Hi guys thanks to those of you who liked the photos. As for LGB's noticing the photoshopping... I have all the original files and a great deal more that I did not post in the gallery. There seems to be a lot of interest so perhaps I should post more. Obviously I did photoshop the images, trying to convey the feeling that I had that magical afternoon at lands end. The water in the first image is taken from down the beach off a jetty - the tide never reaches that high but it FEELS like it does when you are there alone on a silent afternoon in late summer.

Mostly I was using a technique called HDR... it is still a real image but it is several exposures, bracketed so that all highlights and shades of shadow are captured... however I do not think that this effect exaggerates the state that the house is in. There are some totally unshopped images in there as well. The state of the house is pretty much how you see it... and the creepy birds in the first shot are real by the way... that one was not taken on the same day as the others... Cheers and thanks to everyone who liked the shots and thanks to Zach for such a juicy website!

Jen Ross said...

Hi guys, I have added more photos to a blog here http://jenrossphoto.blogspot.com/2011/03/lands-end-sands-point.html

Hope you enjoy. I have set them to quotes from The Great Gatsby. RIP Lands End.

Anonymous said...

Save Lands End from demolition!

cattychick said...

Jen, thank you so much for the hauntingly beautiful photos.

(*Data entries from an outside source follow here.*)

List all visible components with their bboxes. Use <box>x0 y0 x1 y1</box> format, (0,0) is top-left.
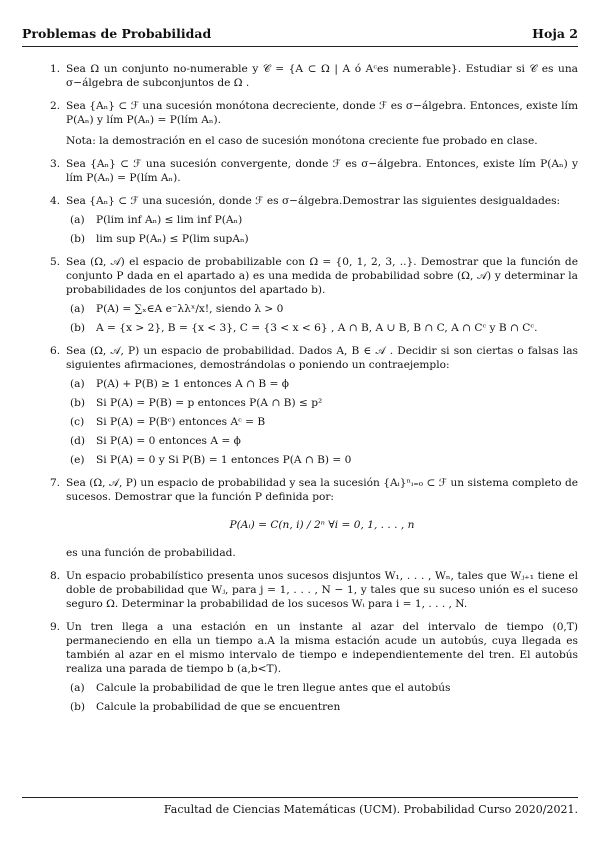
sheet-label: Hoja 2 <box>532 26 578 41</box>
problem-list <box>50 62 578 723</box>
problem-number: 4. <box>50 195 61 207</box>
sub-item-label: (b) <box>70 701 86 713</box>
problem-text: Sea {Aₙ} ⊂ ℱ una sucesión, donde ℱ es σ−álgebra.Demostrar las siguientes desigualdades: <box>66 195 561 207</box>
sub-item <box>66 232 578 246</box>
sub-item-label: (b) <box>70 233 86 245</box>
sub-item-text: P(A) = ∑ₓ∈A e⁻λλˣ/x!, siendo λ > 0 <box>96 303 284 315</box>
problem-note: Nota: la demostración en el caso de sucesión monótona creciente fue probado en clase. <box>66 135 538 147</box>
problem-8 <box>50 569 578 611</box>
problem-number: 8. <box>50 570 61 582</box>
sub-item-label: (a) <box>70 214 85 226</box>
probability-formula: P(Aᵢ) = C(n, i) / 2ⁿ ∀i = 0, 1, . . . , n <box>229 519 415 531</box>
problem-text: Sea Ω un conjunto no-numerable y 𝒞 = {A ⊂ Ω | A ó Aᶜes numerable}. Estudiar si 𝒞 es una σ−álgebra de subconjuntos de Ω . <box>66 63 578 89</box>
sub-item-label: (a) <box>70 303 85 315</box>
problem-7 <box>50 476 578 560</box>
sub-item <box>66 396 578 410</box>
sub-item-text: Si P(A) = 0 y Si P(B) = 1 entonces P(A ∩ B) = 0 <box>96 454 352 466</box>
problem-number: 9. <box>50 621 61 633</box>
problem-text: Sea (Ω, 𝒜) el espacio de probabilizable con Ω = {0, 1, 2, 3, ..}. Demostrar que la función de conjunto P dada en el apartado a) es una medida de probabilidad sobre (Ω, 𝒜) y determinar la probabilidades de los conjuntos del apartado b). <box>66 256 578 296</box>
sub-item <box>66 700 578 714</box>
sub-item-text: Si P(A) = P(Bᶜ) entonces Aᶜ = B <box>96 416 266 428</box>
header-divider <box>22 46 578 47</box>
problem-9 <box>50 620 578 714</box>
problem-text: Un tren llega a una estación en un instante al azar del intervalo de tiempo (0,T) permaneciendo en ella un tiempo a.A la misma estación acude un autobús, cuya llegada es también al azar en el mismo intervalo de tiempo e independientemente del tren. El autobús realiza una parada de tiempo b (a,b<T). <box>66 621 578 675</box>
sub-item-label: (b) <box>70 322 86 334</box>
sub-item <box>66 434 578 448</box>
footer-divider <box>22 797 578 798</box>
problem-6 <box>50 344 578 467</box>
problem-1 <box>50 62 578 90</box>
sub-item-label: (c) <box>70 416 85 428</box>
sub-item <box>66 415 578 429</box>
sub-item-text: Si P(A) = 0 entonces A = ϕ <box>96 435 241 447</box>
problem-number: 5. <box>50 256 61 268</box>
document-title: Problemas de Probabilidad <box>22 26 212 41</box>
sub-item-label: (b) <box>70 397 86 409</box>
sub-item-text: Si P(A) = P(B) = p entonces P(A ∩ B) ≤ p² <box>96 397 323 409</box>
problem-3 <box>50 157 578 185</box>
sub-item <box>66 321 578 335</box>
sub-item-text: lim sup P(Aₙ) ≤ P(lim supAₙ) <box>96 233 249 245</box>
problem-text: Sea (Ω, 𝒜, P) un espacio de probabilidad y sea la sucesión {Aᵢ}ⁿᵢ₌₀ ⊂ ℱ un sistema completo de sucesos. Demostrar que la función P definida por: <box>66 477 578 503</box>
sub-item-text: P(A) + P(B) ≥ 1 entonces A ∩ B = ϕ <box>96 378 289 390</box>
sub-item-label: (a) <box>70 682 85 694</box>
problem-text: Sea {Aₙ} ⊂ ℱ una sucesión convergente, donde ℱ es σ−álgebra. Entonces, existe lím P(Aₙ) y lím P(Aₙ) = P(lím Aₙ). <box>66 158 578 184</box>
problem-number: 6. <box>50 345 61 357</box>
page-footer: Facultad de Ciencias Matemáticas (UCM). Probabilidad Curso 2020/2021. <box>163 803 578 816</box>
problem-number: 7. <box>50 477 61 489</box>
sub-item-text: Calcule la probabilidad de que le tren llegue antes que el autobús <box>96 682 451 694</box>
sub-item-label: (a) <box>70 378 85 390</box>
page-header <box>22 26 578 44</box>
sub-item-label: (e) <box>70 454 85 466</box>
problem-5 <box>50 255 578 335</box>
problem-number: 1. <box>50 63 61 75</box>
sub-item-text: P(lim inf Aₙ) ≤ lim inf P(Aₙ) <box>96 214 243 226</box>
problem-conclusion: es una función de probabilidad. <box>66 547 236 559</box>
sub-item <box>66 377 578 391</box>
sub-item <box>66 213 578 227</box>
sub-item-text: A = {x > 2}, B = {x < 3}, C = {3 < x < 6} , A ∩ B, A ∪ B, B ∩ C, A ∩ Cᶜ y B ∩ Cᶜ. <box>96 322 538 334</box>
sub-item <box>66 681 578 695</box>
problem-number: 2. <box>50 100 61 112</box>
problem-text: Sea (Ω, 𝒜, P) un espacio de probabilidad. Dados A, B ∈ 𝒜 . Decidir si son ciertas o falsas las siguientes afirmaciones, demostrándolas o poniendo un contraejemplo: <box>66 345 578 371</box>
problem-2 <box>50 99 578 148</box>
sub-item-text: Calcule la probabilidad de que se encuentren <box>96 701 341 713</box>
sub-item <box>66 453 578 467</box>
problem-text: Sea {Aₙ} ⊂ ℱ una sucesión monótona decreciente, donde ℱ es σ−álgebra. Entonces, existe lím P(Aₙ) y lím P(Aₙ) = P(lím Aₙ). <box>66 100 578 126</box>
sub-item-label: (d) <box>70 435 86 447</box>
problem-text: Un espacio probabilístico presenta unos sucesos disjuntos W₁, . . . , Wₙ, tales que Wⱼ₊₁ tiene el doble de probabilidad que Wⱼ, para j = 1, . . . , N − 1, y tales que su suceso unión es el suceso seguro Ω. Determinar la probabilidad de los sucesos Wᵢ para i = 1, . . . , N. <box>66 570 578 610</box>
sub-item <box>66 302 578 316</box>
problem-4 <box>50 194 578 246</box>
problem-number: 3. <box>50 158 61 170</box>
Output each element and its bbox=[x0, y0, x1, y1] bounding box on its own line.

I am reading Keith Richards' bio, "Life," and it appears that Richards' son Marlon and Marlon's mother lived in this house for a short time in 1980.

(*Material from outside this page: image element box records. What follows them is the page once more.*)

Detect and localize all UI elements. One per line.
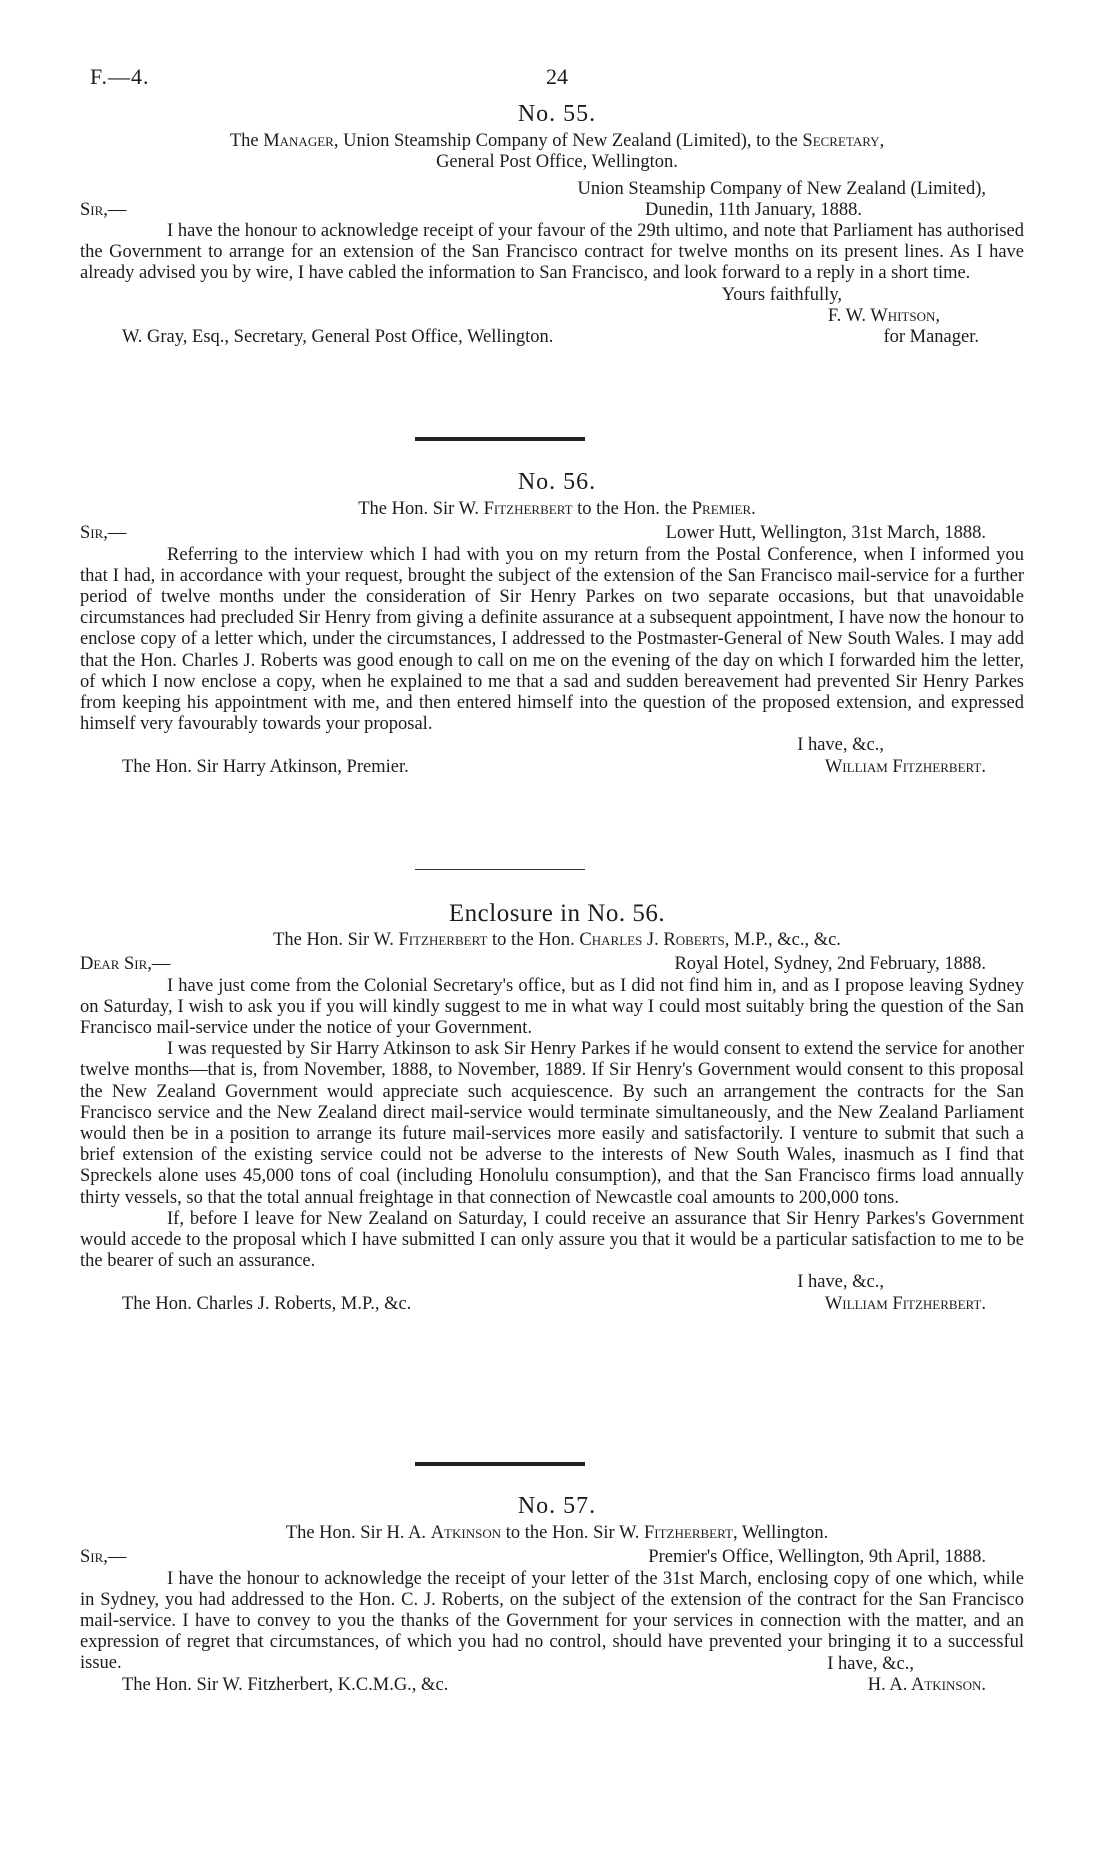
- letter-body: [0, 976, 1114, 1273]
- letter-closing: I have, &c.,: [827, 1653, 914, 1674]
- recipient-name: Fitzherbert: [643, 1523, 733, 1544]
- letter-no-55: [0, 101, 1114, 349]
- section-divider: [415, 869, 585, 870]
- letter-signature: William Fitzherbert.: [824, 756, 986, 777]
- recipient-name: Premier: [691, 499, 752, 520]
- letter-signature: William Fitzherbert.: [824, 1293, 986, 1314]
- signature-row: [0, 1675, 1114, 1697]
- sender-name: Fitzherbert: [483, 499, 573, 520]
- page-number: 24: [546, 64, 568, 89]
- salutation: Dear Sir,—: [80, 954, 171, 975]
- section-divider: [415, 1462, 585, 1466]
- letter-closing: I have, &c.,: [797, 735, 884, 756]
- letter-place-date: Royal Hotel, Sydney, 2nd February, 1888.: [674, 954, 986, 975]
- salutation: Sir,—: [80, 199, 127, 220]
- letter-recipient: The Hon. Charles J. Roberts, M.P., &c.: [122, 1293, 412, 1314]
- salutation-row: [0, 1547, 1114, 1568]
- letter-title: No. 56.: [517, 469, 597, 495]
- salutation-row: [0, 523, 1114, 544]
- salutation-row: [0, 954, 1114, 975]
- paragraph: Referring to the interview which I had with you on my return from the Postal Conference, when I informed you that I had, in accordance with your request, brought the subject of the extension of the San Francisco mail-service for a further period of twelve months under the consideration of Sir Henry Parkes on two separate occasions, but that unavoidable circumstances had precluded Sir Henry from giving a definite assurance at a subsequent appointment, I have now the honour to enclose copy of a letter which, under the circumstances, I addressed to the Postmaster-General of New South Wales. I may add that the Hon. Charles J. Roberts was good enough to call on me on the evening of the day on which I forwarded him the letter, of which I now enclose a copy, when he explained to me that a sad and sudden bereavement had prevented Sir Henry Parkes from keeping his appointment with me, and then entered himself into the question of the proposed extension, and expressed himself very favourably towards your proposal.: [80, 544, 1024, 735]
- letter-no-57: [0, 1493, 1114, 1697]
- letter-signature: H. A. Atkinson.: [867, 1674, 986, 1695]
- section-divider: [415, 437, 585, 441]
- signature-row: [0, 327, 1114, 349]
- paragraph: I have just come from the Colonial Secretary's office, but as I did not find him in, and as I propose leaving Sydney on Saturday, I wish to ask you if you will kindly suggest to me in what way I could most suitably bring the question of the San Francisco mail-service under the notice of your Government.: [80, 975, 1024, 1038]
- letter-recipient: The Hon. Sir W. Fitzherbert, K.C.M.G., &c.: [122, 1674, 449, 1695]
- letter-closing: Yours faithfully,: [721, 284, 842, 305]
- letter-recipient: The Hon. Sir Harry Atkinson, Premier.: [122, 756, 409, 777]
- letter-addressee: The Hon. Sir W. Fitzherbert to the Hon. Charles J. Roberts, M.P., &c., &c.: [273, 930, 841, 951]
- letter-title: No. 57.: [517, 1493, 597, 1519]
- letter-addressee: The Hon. Sir H. A. Atkinson to the Hon. Sir W. Fitzherbert, Wellington.: [285, 1523, 829, 1544]
- salutation: Sir,—: [80, 1547, 127, 1568]
- letter-signature: F. W. Whitson,: [827, 305, 940, 326]
- sender-name: Fitzherbert: [398, 930, 488, 951]
- letter-place-date: Premier's Office, Wellington, 9th April, 1888.: [648, 1547, 986, 1568]
- paragraph: If, before I leave for New Zealand on Saturday, I could receive an assurance that Sir Henry Parkes's Government would accede to the proposal which I have submitted I can only assure you that it would be a particular satisfaction to me to be the bearer of such an assurance.: [80, 1208, 1024, 1272]
- sender-name: Atkinson: [430, 1523, 502, 1544]
- salutation: Sir,—: [80, 523, 127, 544]
- signature-role: for Manager.: [883, 327, 979, 348]
- letter-date: Dunedin, 11th January, 1888.: [645, 199, 862, 220]
- paragraph: I have the honour to acknowledge the receipt of your letter of the 31st March, enclosing copy of one which, while in Sydney, you had addressed to the Hon. C. J. Roberts, on the subject of the extension of the contract for the San Francisco mail-service. I have to convey to you the thanks of the Government for your services in connection with the matter, and an expression of regret that circumstances, of which you had no control, should have prevented your bringing it to a successful issue.: [80, 1568, 1024, 1674]
- letter-body: [0, 221, 1114, 285]
- letter-closing: I have, &c.,: [797, 1272, 884, 1293]
- letter-addressee: The Manager, Union Steamship Company of New Zealand (Limited), to the Secretary,: [229, 131, 885, 152]
- salutation-row: [0, 200, 1114, 221]
- letter-title: No. 55.: [517, 101, 597, 127]
- recipient-name: Secretary: [802, 131, 880, 152]
- paragraph: I was requested by Sir Harry Atkinson to ask Sir Henry Parkes if he would consent to extend the service for another twelve months—that is, from November, 1888, to November, 1889. If Sir Henry's Government would consent to this proposal the New Zealand Government would appreciate such acquiescence. By such an arrangement the contracts for the San Francisco service and the New Zealand direct mail-service would terminate simultaneously, and the New Zealand Parliament would then be in a position to arrange its future mail-services more easily and satisfactorily. I venture to submit that such a brief extension of the existing service could not be adverse to the interests of New South Wales, inasmuch as I find that Spreckels alone uses 45,000 tons of coal (including Honolulu consumption), and that the San Francisco firms load annually thirty vessels, so that the total annual freightage in that connection of Newcastle coal amounts to 200,000 tons.: [80, 1039, 1024, 1208]
- signature-row: [0, 1294, 1114, 1316]
- recipient-name: Charles J. Roberts: [579, 930, 725, 951]
- letter-place-date: Lower Hutt, Wellington, 31st March, 1888.: [665, 523, 986, 544]
- signature-row: [0, 757, 1114, 779]
- letter-addressee: The Hon. Sir W. Fitzherbert to the Hon. the Premier.: [358, 499, 756, 520]
- sender-name: Manager: [263, 131, 334, 152]
- enclosure-title: Enclosure in No. 56.: [448, 900, 666, 927]
- paragraph: I have the honour to acknowledge receipt of your favour of the 29th ultimo, and note that Parliament has authorised the Government to arrange for an extension of the San Francisco contract for twelve months on its present lines. As I have already advised you by wire, I have cabled the information to San Francisco, and look forward to a reply in a short time.: [80, 221, 1024, 284]
- letter-body: [0, 545, 1114, 736]
- document-reference: F.—4.: [90, 64, 150, 89]
- enclosure-no-56: [0, 900, 1114, 1316]
- letter-addressee-line2: General Post Office, Wellington.: [436, 152, 678, 173]
- letter-place-line1: Union Steamship Company of New Zealand (Limited),: [577, 178, 986, 199]
- letter-no-56: [0, 469, 1114, 779]
- letter-recipient: W. Gray, Esq., Secretary, General Post Office, Wellington.: [122, 327, 554, 348]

Marlon noted that the house served as the inspiration for Gatsby's mansion. Marlon claimed he would hear "1920s jazz music, dinner parties and clinking glasses and laughter that disippated as you walked toward (the house)."

The home is no architectural wonder, but it is still heartbreaking to see it go.

Gregory Hubbard said...

Hello! When I toured the house during an auction in the 1960's, I was certain the 'Chinese' wall paper was actually the work of the much sought-after artist Kay Patton (sp?), who specialized in hand-painted papers. Similar wallpaper decorated the astounding art deco front hall of the Tankersley house in Potomac, Maryland, destroyed when the house, abandoned by the family, burned.

Anonymous said...

I lived here as well, 1980-1985 in the caretakers quarters, i have lots of video of the grounds and I have great memories, so sad its gone

Anonymous said...

I was really upset when I read that the push to save this home from demolition didn't work. While it wasn't where Fitzgerald lived, it would've been nice preserving what inspired a truly great novel. Thank goodness the case was won to stop development that would destroy Undershaw.